Many public schools in the US, specifically in rural areas, are moving to a 4-day school week. This will help reduce transportation costs, saving the wages of staff and more. It will also give schools more time to recruit and train teachers to prepare for the classes, while not disturbing their precious weekend time for the preparation.
On the flip side, working parents have to make arrangements for an extra day at daycare and pay more for their child to be supervised. Oklahoma created a trend towards this at 100 schools to operate on a 4-day school week. In a month, thousands of teachers walked out of the school demanding wage increases. The chart below shows Oklahoma teacher’s average base salary adjusted for inflation.
As per the article in CBS News, 4-day weeks are helping schools with recruitment and training issues. Some schools reportedly experienced more teachers applying for the 4-day schools because of the shorter work week. A 4-day school model in Missouri showed 91% positive impact on the moral of the school staff.
Even France is trying for this shorter school week. In 2008, the Sarkozy administration instituted the 4-day school week, with students appearing on Monday, Tuesday, Thursday, and Friday, with slightly longer hours.
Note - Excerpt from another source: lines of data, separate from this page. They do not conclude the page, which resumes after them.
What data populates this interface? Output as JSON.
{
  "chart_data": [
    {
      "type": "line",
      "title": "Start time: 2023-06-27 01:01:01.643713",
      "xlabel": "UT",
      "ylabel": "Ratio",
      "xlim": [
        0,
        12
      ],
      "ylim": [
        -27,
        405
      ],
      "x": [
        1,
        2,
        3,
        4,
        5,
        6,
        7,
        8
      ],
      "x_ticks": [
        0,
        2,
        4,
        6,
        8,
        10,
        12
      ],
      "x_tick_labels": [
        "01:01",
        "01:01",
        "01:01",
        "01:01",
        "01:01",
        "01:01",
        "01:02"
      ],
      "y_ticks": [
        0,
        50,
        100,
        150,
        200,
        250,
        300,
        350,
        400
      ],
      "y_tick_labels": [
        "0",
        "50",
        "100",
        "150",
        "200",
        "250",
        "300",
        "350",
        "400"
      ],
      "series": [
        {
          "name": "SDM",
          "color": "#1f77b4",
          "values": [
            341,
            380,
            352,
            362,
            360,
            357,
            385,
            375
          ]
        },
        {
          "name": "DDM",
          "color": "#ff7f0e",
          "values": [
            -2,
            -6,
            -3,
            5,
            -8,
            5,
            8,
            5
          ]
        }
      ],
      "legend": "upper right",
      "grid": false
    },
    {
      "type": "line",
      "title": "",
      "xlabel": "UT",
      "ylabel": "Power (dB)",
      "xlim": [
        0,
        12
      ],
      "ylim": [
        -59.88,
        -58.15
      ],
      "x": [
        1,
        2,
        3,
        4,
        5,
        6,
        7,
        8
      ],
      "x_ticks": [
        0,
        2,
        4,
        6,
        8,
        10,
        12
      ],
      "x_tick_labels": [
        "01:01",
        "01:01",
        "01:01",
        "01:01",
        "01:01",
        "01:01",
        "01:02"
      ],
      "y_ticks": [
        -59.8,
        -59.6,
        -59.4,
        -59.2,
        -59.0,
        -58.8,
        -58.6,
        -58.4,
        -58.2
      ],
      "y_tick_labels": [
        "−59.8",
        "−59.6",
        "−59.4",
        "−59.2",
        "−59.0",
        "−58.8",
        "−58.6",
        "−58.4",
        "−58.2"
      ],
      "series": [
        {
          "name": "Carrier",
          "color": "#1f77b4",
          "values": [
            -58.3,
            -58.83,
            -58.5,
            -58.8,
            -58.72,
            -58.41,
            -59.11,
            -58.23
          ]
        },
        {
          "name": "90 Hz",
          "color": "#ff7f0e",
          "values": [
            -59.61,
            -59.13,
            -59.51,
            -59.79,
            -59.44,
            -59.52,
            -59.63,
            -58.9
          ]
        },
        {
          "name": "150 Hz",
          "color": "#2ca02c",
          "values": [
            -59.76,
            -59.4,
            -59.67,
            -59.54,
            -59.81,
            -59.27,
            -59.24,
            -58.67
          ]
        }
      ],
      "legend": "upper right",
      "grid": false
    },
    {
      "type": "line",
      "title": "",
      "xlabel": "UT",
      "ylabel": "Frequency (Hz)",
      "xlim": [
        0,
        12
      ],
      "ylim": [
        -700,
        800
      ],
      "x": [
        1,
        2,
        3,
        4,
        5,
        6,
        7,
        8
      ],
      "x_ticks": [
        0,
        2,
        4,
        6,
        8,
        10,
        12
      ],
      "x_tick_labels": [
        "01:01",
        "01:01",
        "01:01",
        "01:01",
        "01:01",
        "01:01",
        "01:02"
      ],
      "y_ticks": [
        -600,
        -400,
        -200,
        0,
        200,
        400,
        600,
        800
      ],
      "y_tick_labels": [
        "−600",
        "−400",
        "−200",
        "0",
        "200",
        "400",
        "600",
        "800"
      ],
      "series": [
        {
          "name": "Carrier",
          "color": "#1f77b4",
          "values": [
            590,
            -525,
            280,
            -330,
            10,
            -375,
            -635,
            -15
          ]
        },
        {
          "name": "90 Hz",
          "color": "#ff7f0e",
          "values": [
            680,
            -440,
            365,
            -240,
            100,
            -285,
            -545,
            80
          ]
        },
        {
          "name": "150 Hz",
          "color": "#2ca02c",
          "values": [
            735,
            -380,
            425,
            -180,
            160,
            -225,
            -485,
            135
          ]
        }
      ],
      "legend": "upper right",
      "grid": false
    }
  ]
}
Some teachers feel that having longer hours may not be the best option, as children might find it difficult to concentrate. Others feel that having a shorter school week, kids might have a difficult time retaining what they have learned the previous week. Many parents in different states have not had positive thoughts on the shorter school week model.
Therefore, a better approach would be bringing all the stakeholders, which includes children, schools, and parents, onto the same page and then the change should be implemented.